Die Bauern in Südostasien und China haben im Grunde nichts gegen einen
Umstieg auf Kassava, Gummibäume oder Ölpalmen. Einnahmen aus dem Verkauf
der Produkte wären ein Weg aus der Armut, auch wenn die Nachfrage nach
Gummi für Autoreifen oder nach Biotreibstoffen infolge der
Wirtschaftskrise zurückging. Mittel- und langfristig wird sich die
Wirtschaft erholen, auch durch die Nachfrage nach Rohstoffen aus den
Boomländern China und Indien sowie durch die EU-Regelung, dass bis 2020
zehn Prozent des Energieverbrauchs mit erneuerbaren Energien gedeckt
werden müssen. Was die Bauern wollen, ist ein Mitspracherecht, ein
fairer Anteil am Profit und eine nachhaltige Nutzung ihres Lands.
Im Dilemma von Umweltschutz und Entwicklung ist guter Rat teuer. Ziegler
regt die Schaffung von mehr Naturreservaten an. Zudem könne man die
Bauern dafür bezahlen, dass sie ihr Land nicht nutzen.

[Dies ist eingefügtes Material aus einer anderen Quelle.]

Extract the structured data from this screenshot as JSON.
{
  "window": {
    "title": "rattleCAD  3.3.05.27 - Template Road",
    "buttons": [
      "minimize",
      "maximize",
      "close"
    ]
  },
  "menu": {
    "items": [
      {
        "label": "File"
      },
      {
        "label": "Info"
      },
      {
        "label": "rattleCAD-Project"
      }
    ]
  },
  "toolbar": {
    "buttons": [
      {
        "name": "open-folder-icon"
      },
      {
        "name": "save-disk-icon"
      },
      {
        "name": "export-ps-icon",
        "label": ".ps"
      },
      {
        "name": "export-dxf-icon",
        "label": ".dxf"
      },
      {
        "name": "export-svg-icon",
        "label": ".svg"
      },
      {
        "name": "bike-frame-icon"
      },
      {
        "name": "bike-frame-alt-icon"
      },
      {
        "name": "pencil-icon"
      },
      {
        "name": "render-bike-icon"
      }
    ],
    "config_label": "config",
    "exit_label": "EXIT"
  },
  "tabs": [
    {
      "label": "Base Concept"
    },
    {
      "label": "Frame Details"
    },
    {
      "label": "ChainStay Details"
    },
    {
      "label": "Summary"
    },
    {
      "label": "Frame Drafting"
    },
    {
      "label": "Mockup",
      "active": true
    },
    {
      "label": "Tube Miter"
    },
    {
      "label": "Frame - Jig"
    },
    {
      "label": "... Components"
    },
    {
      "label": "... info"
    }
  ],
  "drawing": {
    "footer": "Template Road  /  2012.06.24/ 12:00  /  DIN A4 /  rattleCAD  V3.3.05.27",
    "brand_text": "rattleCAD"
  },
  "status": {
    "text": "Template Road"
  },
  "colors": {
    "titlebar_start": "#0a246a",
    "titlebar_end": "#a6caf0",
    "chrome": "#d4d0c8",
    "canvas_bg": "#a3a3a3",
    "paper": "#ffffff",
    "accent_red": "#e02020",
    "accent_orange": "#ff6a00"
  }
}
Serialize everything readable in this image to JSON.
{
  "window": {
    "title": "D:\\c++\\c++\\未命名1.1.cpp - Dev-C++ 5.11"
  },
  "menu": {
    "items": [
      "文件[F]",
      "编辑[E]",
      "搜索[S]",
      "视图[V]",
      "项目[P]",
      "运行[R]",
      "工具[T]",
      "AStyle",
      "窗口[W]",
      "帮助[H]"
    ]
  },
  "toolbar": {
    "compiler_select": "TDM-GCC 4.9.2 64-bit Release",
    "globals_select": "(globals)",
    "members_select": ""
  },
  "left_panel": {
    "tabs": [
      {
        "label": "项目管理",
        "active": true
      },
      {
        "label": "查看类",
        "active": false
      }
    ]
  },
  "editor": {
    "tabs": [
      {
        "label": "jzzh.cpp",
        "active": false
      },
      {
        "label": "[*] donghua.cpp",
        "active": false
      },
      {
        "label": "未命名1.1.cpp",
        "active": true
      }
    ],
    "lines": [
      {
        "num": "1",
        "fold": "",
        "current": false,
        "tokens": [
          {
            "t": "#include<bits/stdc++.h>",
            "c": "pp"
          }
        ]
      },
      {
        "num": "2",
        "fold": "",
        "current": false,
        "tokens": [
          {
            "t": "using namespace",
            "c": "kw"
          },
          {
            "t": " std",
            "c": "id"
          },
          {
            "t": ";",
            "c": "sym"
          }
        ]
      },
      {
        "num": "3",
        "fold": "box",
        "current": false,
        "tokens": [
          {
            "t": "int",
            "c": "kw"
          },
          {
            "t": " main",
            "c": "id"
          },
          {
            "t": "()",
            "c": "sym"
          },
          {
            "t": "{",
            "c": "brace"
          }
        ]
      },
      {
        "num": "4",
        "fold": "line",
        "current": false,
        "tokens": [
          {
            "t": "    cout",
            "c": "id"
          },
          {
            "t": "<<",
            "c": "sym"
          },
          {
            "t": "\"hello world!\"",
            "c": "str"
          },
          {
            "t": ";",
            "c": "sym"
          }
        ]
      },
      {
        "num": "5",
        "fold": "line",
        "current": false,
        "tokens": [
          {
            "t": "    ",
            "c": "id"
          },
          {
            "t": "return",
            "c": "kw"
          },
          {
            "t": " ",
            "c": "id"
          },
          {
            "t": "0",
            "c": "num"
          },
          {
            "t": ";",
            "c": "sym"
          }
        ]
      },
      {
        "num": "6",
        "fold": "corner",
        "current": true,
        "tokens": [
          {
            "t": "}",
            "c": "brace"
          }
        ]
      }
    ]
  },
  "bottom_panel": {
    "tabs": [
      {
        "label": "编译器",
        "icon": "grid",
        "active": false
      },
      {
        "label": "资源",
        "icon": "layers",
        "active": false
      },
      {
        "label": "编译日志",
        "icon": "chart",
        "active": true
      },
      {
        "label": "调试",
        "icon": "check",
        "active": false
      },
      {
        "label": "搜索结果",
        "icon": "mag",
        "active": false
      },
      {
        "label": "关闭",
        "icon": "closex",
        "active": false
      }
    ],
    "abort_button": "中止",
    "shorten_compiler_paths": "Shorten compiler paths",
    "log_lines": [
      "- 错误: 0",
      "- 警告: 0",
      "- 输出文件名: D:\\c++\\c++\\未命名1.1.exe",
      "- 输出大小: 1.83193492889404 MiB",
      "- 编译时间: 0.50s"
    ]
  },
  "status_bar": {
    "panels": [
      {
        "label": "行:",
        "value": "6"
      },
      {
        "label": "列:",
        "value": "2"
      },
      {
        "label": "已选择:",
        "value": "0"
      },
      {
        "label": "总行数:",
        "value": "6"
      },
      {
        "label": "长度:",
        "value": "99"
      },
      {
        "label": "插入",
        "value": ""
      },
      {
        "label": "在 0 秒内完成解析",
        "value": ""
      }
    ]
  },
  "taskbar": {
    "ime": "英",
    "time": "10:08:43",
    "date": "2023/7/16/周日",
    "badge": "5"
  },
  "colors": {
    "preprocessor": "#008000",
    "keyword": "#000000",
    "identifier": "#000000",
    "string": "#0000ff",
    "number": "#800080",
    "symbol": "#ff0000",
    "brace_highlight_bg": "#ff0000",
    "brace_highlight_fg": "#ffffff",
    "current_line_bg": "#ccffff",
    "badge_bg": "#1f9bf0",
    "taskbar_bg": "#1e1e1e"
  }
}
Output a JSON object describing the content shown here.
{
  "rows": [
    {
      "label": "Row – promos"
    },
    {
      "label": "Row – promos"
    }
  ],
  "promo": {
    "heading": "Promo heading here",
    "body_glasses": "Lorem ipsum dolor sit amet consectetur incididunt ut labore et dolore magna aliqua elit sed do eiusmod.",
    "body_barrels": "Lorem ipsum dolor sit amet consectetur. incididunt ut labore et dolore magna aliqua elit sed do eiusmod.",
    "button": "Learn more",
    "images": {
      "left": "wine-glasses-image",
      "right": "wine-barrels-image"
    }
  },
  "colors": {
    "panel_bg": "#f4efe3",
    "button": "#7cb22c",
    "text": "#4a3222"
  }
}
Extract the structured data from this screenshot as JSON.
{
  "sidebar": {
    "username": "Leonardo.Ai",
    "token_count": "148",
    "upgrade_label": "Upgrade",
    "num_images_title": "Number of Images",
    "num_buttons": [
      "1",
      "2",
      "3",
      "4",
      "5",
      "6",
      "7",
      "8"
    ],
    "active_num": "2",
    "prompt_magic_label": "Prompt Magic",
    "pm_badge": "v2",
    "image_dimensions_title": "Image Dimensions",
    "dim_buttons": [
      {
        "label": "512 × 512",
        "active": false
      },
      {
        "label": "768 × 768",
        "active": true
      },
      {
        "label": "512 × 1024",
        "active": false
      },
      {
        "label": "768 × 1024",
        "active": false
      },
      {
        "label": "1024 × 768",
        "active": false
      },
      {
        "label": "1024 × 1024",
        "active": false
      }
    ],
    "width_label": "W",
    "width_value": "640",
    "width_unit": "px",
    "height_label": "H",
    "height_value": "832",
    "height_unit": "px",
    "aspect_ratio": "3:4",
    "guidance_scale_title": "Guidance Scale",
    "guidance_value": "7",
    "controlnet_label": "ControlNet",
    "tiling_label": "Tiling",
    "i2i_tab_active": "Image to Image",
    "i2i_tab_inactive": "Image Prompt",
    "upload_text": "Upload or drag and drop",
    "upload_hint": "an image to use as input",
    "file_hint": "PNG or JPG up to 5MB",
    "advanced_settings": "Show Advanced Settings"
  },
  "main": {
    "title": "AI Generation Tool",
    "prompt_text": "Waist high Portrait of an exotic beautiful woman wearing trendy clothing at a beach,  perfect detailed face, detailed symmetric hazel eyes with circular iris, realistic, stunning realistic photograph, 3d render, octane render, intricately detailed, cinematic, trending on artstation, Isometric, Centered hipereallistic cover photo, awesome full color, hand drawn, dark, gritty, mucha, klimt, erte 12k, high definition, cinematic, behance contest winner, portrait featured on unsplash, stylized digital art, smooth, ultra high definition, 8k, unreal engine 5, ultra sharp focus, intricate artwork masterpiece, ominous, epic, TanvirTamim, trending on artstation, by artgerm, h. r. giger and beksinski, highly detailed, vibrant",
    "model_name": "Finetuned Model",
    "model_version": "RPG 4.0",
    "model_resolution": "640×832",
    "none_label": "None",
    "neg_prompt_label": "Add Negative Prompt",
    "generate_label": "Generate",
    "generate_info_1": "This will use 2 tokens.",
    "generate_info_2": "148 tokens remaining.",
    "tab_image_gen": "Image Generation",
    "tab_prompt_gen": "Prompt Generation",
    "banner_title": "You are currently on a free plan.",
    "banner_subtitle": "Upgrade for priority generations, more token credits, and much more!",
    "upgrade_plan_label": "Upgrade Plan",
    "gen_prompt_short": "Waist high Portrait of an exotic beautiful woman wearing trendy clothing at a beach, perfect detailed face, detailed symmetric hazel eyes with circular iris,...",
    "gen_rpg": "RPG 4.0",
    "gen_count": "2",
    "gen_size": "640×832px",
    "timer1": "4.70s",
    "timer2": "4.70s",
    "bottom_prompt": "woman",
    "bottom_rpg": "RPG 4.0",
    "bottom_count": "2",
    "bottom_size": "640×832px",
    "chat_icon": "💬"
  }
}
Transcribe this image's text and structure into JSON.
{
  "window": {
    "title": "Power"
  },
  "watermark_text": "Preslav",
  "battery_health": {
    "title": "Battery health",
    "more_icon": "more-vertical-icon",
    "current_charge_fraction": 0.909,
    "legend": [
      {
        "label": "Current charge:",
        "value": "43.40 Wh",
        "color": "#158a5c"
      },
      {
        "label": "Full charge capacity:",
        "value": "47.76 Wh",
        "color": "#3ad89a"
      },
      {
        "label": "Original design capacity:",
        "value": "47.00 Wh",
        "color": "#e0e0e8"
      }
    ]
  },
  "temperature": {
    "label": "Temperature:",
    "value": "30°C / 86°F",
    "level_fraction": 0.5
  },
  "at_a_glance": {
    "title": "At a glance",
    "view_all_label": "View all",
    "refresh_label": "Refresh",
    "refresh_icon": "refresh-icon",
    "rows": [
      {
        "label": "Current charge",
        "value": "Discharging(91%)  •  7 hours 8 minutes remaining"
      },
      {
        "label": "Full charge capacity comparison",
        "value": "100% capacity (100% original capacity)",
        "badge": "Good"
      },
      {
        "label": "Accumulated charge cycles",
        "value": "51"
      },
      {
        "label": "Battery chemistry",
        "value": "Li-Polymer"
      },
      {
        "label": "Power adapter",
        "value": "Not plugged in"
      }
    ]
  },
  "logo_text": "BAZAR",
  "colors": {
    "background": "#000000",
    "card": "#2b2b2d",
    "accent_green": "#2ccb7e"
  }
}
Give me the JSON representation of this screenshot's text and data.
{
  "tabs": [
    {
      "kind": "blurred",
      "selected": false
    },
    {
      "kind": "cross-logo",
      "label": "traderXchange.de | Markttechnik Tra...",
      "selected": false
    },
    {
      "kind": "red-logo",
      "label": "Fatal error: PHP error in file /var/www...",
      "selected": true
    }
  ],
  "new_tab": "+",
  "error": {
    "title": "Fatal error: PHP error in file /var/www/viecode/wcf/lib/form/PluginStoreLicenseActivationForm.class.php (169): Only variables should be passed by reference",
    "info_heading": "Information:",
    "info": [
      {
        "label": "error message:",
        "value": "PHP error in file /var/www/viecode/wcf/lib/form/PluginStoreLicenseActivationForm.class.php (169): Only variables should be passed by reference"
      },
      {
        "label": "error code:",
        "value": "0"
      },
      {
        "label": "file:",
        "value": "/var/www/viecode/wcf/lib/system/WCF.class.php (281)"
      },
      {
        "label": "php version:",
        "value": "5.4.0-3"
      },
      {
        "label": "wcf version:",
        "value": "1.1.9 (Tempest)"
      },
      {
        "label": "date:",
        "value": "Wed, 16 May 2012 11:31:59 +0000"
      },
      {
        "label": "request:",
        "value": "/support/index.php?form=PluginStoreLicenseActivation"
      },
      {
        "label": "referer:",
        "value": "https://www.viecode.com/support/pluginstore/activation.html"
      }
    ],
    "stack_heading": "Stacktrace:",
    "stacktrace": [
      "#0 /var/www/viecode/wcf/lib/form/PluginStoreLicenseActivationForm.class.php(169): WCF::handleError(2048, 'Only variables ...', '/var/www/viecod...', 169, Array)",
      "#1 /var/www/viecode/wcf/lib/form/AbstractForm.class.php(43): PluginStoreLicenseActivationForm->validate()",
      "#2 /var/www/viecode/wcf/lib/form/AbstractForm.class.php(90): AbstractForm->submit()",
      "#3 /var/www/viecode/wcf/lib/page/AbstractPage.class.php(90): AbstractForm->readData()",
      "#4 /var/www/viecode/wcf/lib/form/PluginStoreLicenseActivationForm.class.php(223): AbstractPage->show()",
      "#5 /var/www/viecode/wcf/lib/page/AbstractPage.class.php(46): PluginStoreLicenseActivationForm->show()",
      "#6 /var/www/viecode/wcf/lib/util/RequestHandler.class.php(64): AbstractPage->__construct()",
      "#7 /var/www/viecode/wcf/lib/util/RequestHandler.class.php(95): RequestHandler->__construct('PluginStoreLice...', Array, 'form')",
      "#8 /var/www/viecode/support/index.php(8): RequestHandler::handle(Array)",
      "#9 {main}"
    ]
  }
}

Aber Ziegler weiß
auch, dass diese Vorschläge wenig Resonanz finden. »Realistischer könnte
es sein, ein diversifiziertes Agrowaldsystem zu fördern, in dem 'Cash
Crops' eine wichtige Rolle spielen, aber nicht als Monokulturen
gepflanzt werden.«
Lexikon - Kautschuk
Kautschuk nennt man verschiedene elastische Polymere natürlichen und
synthetischen Ursprungs, aus denen durch Vulkanisieren Gummi hergestellt
werden kann. Neben den synthetischen Butadien- und
Chloropren-Kautschuken ist vor allem der Latex genannte Milchsaft des
Kautschukbaums (Hevea brasiliensis) von wirtschaftlicher Bedeutung.
Latex wird gewonnen, indem die Rinde der Bäume angeschnitten wird. Der
ursprünglich nur in Südamerika heimische Baum wurde 1876 von Briten nach
Asien gebracht und dort in Plantagen kultiviert.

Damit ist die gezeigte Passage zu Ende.